WINNIPEG -- With high COVID-19 case counts, many in Manitoba are asking why certain businesses are still open – including liquor and cannabis stores.

On Monday, Dr. Brent Roussin, Manitoba’s chief provincial public health official, said taking liquor stores and cannabis stores off the list of the essential services and shutting them down could cause more harm than good.

“Unintended consequences of not allowing access to these types of products,” Roussin said.

For more than 40 years, Mitch Bourbonniere, a community outreach worker, has been working with those who are impacted by mental health and addiction. He says those untended consequences can be physical, emotional, and psychological withdrawals, and it could be life-threatening.

“Addiction has no demographic. Anyone and everyone can be afflicted by addiction in the wrong circumstance,” he said.

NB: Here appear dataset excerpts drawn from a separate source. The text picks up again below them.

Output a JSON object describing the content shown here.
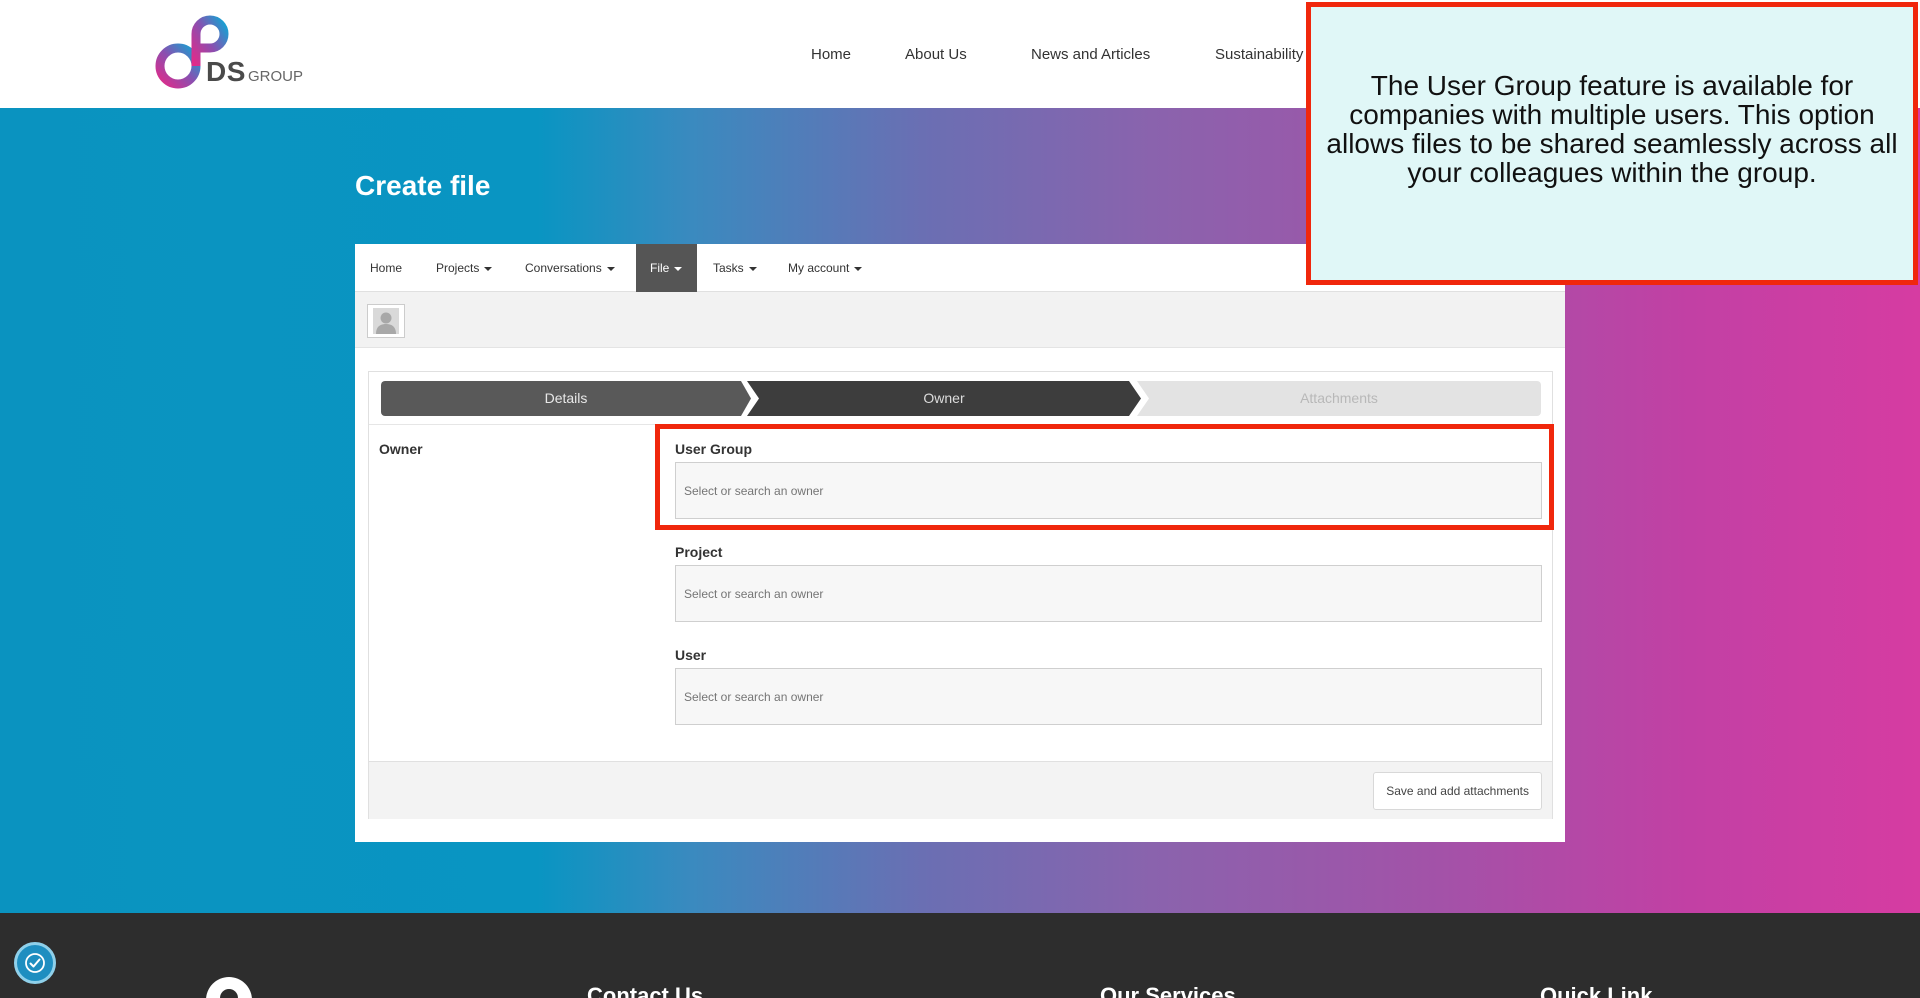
{
  "header": {
    "logo": {
      "brand_text": "DS",
      "group_text": "GROUP",
      "icon": "ds-logo-icon"
    },
    "nav": [
      {
        "label": "Home"
      },
      {
        "label": "About Us"
      },
      {
        "label": "News and Articles"
      },
      {
        "label": "Sustainability"
      }
    ]
  },
  "page": {
    "title": "Create file"
  },
  "app_tabs": [
    {
      "label": "Home",
      "dropdown": false
    },
    {
      "label": "Projects",
      "dropdown": true
    },
    {
      "label": "Conversations",
      "dropdown": true
    },
    {
      "label": "File",
      "dropdown": true,
      "active": true
    },
    {
      "label": "Tasks",
      "dropdown": true
    },
    {
      "label": "My account",
      "dropdown": true
    }
  ],
  "wizard": {
    "steps": [
      {
        "label": "Details",
        "state": "completed"
      },
      {
        "label": "Owner",
        "state": "current"
      },
      {
        "label": "Attachments",
        "state": "upcoming"
      }
    ]
  },
  "form": {
    "section_label": "Owner",
    "fields": [
      {
        "label": "User Group",
        "placeholder": "Select or search an owner"
      },
      {
        "label": "Project",
        "placeholder": "Select or search an owner"
      },
      {
        "label": "User",
        "placeholder": "Select or search an owner"
      }
    ],
    "save_button": "Save and add attachments"
  },
  "callout": {
    "text": "The User Group feature is available for companies with multiple users. This option allows files to be shared seamlessly across all your colleagues within the group."
  },
  "footer": {
    "headings": [
      "Contact Us",
      "Our Services",
      "Quick Link"
    ]
  },
  "colors": {
    "highlight": "#f0270c",
    "callout_bg": "#e0f7f7",
    "gradient_start": "#0a93c0",
    "gradient_end": "#d63ca2",
    "footer_bg": "#2d2d2d"
  }
}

Addiction is an illness, he said, that causes intense suffering usually brought on by trauma. If the stores are closed, people are most likely to turn to more dangerous substances.

“Whether it is home brew, whether it is crack, whether it is meth, prescription drugs, anything they can get their hands on, if they can’t get a safe, viable, government-run product,” Bourbonniere said.

Bourbonniere also says closing stores opens the door for organized crime to take over the sales.

“People are absolutely going to get desperate and go to organized crime, they are going to go to the street, they are going to go to gangs,” said Bourbonniere.